JOURNAL OF SOFTWARE (JSW)
ISSN : 1796-217X
Volume : 2    Issue : 4    Date : October 2007

New Functions for Unsupervised Asymmetrical Paraphrase Detection
Cordeiro João, Dias Gaël, and Brazdil Pavel
Page(s): 12-23
Full Text:
PDF (630 KB)


Abstract
Monolingual text-to-text generation is an emerging research area in Natural Language Processing.
One reason for the interest in such generation systems is the possibility to automatically learn
text-to-text generation strategies from aligned monolingual corpora. In this context, paraphrase
detection can be seen as the task of aligning sentences that convey the same information but yet
are written in different forms, thereby building a training set of rewriting examples.
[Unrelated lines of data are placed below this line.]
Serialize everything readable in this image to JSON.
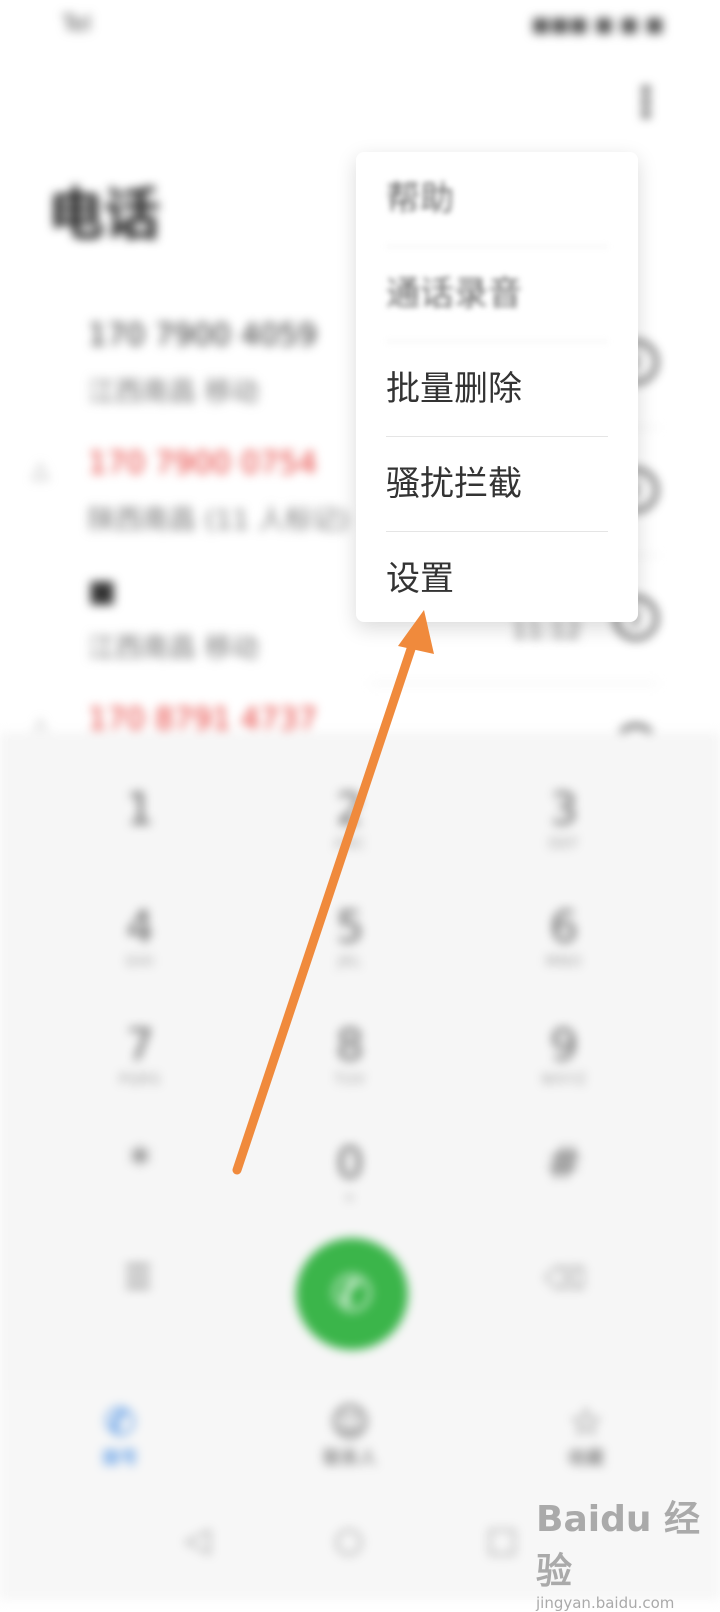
{
  "status_bar": {
    "time": "Tel",
    "right": "■■■ ■ ■ ■"
  },
  "header": {
    "title": "电话",
    "more_icon": "more-vertical-icon"
  },
  "call_log": [
    {
      "number": "170 7900 4059",
      "sub": "江西南昌 移动",
      "missed": false,
      "time": ""
    },
    {
      "number": "170 7900 0754",
      "sub": "陕西南昌 (11 人标记)",
      "missed": true,
      "time": ""
    },
    {
      "number": "■",
      "sub": "江西南昌 移动",
      "missed": false,
      "time": "11:12"
    },
    {
      "number": "170 8791 4737",
      "sub": "",
      "missed": true,
      "time": ""
    }
  ],
  "menu": {
    "items": [
      {
        "label": "帮助",
        "blurred": true
      },
      {
        "label": "通话录音",
        "blurred": true
      },
      {
        "label": "批量删除",
        "blurred": false
      },
      {
        "label": "骚扰拦截",
        "blurred": false
      },
      {
        "label": "设置",
        "blurred": false
      }
    ]
  },
  "dialpad": {
    "keys": [
      {
        "digit": "1",
        "letters": ""
      },
      {
        "digit": "2",
        "letters": "ABC"
      },
      {
        "digit": "3",
        "letters": "DEF"
      },
      {
        "digit": "4",
        "letters": "GHI"
      },
      {
        "digit": "5",
        "letters": "JKL"
      },
      {
        "digit": "6",
        "letters": "MNO"
      },
      {
        "digit": "7",
        "letters": "PQRS"
      },
      {
        "digit": "8",
        "letters": "TUV"
      },
      {
        "digit": "9",
        "letters": "WXYZ"
      },
      {
        "digit": "*",
        "letters": ""
      },
      {
        "digit": "0",
        "letters": "+"
      },
      {
        "digit": "#",
        "letters": ""
      }
    ],
    "call_icon": "phone-icon",
    "call_glyph": "✆",
    "left_glyph": "☰",
    "backspace_glyph": "⌫"
  },
  "tabs": [
    {
      "label": "拨号",
      "icon": "phone-icon",
      "glyph": "✆",
      "active": true
    },
    {
      "label": "联系人",
      "icon": "contacts-icon",
      "glyph": "☺",
      "active": false
    },
    {
      "label": "收藏",
      "icon": "star-icon",
      "glyph": "☆",
      "active": false
    }
  ],
  "navbar": {
    "back_glyph": "◁",
    "home_glyph": "○",
    "recent_glyph": "□"
  },
  "watermark": {
    "brand": "Baidu 经验",
    "sub": "jingyan.baidu.com"
  },
  "annotation": {
    "color": "#f08a3c"
  }
}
In this paper, we
propose a new type of mathematical functions for unsupervised detection of paraphrases, and test
it over a set of standard paraphrase corpora. The results are promising as they outperform stateof-
the-art functions developed for similar tasks. We consider two types of paraphrases - symmetrical
and asymmetrical entailed - and show that although our proposed functions were conceived and
oriented toward the asymmetrical detection, they perform rather well for symmetrical sentence pairs
identification.

Index Terms
Paraphrasing, Paraphrase Identification, Sentence compression, Text Summarization, Text
Generation, Textual Entailment, Text Mining.